Sir Desmond Swayne, an MP from New Forest West, has released a statement in favor of trialing a 4-day week. “The demand for a shorter working week with no loss of pay has been on the agenda of the political left for some time,” he notes. “Most people recognise however, that it is economic suicide unless accompanied by greater productivity in the worked hours to compensate.”
As you’ll recall, the Labour Party talked about a 4-day week in 2019, and at the time the idea was ridiculed by Conservatives as a prelude to Hugo Chavez-like destruction of the economy, nuclear family, space-time continuum, etc..
Things really change in a couple years, especially with the slower-than-expected return to work compared to Europe:
Is it that the experience of lock-down and furlough have left them disinclined to return to the stress of the workplace and that they place a higher value on their time away from it?
Might a shorter working week tempt them back to work?…
A shorter working week will not suit many enterprises: Most of us will have experienced the frustration of enquiring about an important piece of work, only to discover that the key person to speak to is on leave. Adding 52 further such days per year on which that might occur with a 4-day week, would not necessarily make for greater productivity.
Nevertheless, there may be enterprises which could cope well with a shorter week. In 1976 I worked in a factory that operated a three-day week.

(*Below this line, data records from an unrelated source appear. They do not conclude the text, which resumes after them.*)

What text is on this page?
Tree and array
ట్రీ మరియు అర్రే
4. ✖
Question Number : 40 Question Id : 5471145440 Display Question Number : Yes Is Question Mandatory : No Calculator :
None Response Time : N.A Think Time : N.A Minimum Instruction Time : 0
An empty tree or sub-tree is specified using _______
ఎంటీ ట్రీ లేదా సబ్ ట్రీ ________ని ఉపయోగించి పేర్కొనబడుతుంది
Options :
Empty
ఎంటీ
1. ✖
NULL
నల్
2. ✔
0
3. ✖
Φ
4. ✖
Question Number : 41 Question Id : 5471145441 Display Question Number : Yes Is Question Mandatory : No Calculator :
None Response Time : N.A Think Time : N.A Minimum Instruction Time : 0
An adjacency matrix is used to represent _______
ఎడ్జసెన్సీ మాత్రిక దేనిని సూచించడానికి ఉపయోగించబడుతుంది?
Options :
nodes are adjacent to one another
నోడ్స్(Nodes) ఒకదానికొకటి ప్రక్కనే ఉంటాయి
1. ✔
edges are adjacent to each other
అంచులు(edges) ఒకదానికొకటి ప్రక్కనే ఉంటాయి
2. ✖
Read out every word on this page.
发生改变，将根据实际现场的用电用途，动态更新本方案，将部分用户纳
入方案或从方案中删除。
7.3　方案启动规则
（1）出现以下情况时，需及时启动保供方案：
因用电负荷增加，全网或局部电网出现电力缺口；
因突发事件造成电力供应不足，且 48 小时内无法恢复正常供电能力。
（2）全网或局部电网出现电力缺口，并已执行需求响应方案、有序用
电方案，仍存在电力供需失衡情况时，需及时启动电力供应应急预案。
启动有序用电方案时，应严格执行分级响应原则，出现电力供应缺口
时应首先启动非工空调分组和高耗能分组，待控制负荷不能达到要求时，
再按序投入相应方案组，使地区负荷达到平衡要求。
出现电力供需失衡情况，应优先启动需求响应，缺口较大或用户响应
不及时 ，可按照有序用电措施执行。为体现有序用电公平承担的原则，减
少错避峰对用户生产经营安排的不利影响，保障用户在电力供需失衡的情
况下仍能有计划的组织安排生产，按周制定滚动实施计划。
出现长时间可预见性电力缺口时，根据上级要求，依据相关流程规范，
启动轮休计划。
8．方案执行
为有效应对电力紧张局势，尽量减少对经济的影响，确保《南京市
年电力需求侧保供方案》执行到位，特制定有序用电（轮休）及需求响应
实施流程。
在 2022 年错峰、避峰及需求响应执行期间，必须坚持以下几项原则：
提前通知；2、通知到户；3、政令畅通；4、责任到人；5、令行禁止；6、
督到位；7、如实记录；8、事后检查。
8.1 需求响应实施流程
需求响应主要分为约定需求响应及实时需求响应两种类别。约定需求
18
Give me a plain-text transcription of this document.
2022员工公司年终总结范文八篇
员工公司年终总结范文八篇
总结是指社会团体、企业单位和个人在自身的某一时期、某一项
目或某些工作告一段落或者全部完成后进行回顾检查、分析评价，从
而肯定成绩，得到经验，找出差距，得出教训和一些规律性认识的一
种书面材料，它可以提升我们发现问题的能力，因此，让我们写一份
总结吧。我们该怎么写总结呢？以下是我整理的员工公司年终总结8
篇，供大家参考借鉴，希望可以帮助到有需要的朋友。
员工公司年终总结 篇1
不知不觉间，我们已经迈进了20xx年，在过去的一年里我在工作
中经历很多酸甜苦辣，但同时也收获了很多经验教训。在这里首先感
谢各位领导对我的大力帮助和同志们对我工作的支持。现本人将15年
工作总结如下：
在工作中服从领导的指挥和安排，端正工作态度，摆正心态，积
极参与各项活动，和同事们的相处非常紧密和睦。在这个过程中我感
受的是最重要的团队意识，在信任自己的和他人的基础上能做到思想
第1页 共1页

Initially they had been forced to do so, as everyone had, during the Miner’s Strike of 1973-4. When the strike was over and the 5-day week was restored however, this particular company -having discovered just how much more productive they had become during the national emergency measure- carried on with just the 3 days working.
While the 4-day week has most recently been advocated mainly by politicians on the left side of the political spectrum (Green Party regional leader Sonia Furstenau in Canada, Rep. Mark Takano in the US), it was of course more nonpartisan: in 2008 and 2009 the two American states that have trialed a 4-day week in their public sectors were both governed by Republicans, and in 1956 Richard Nixon talked about the coming 4-day week as an illustration of good Republican management of the economy. You could craft a good small-c conservative argument for a 4-day week as being family-friendly, etc etc. I hope to see more of them.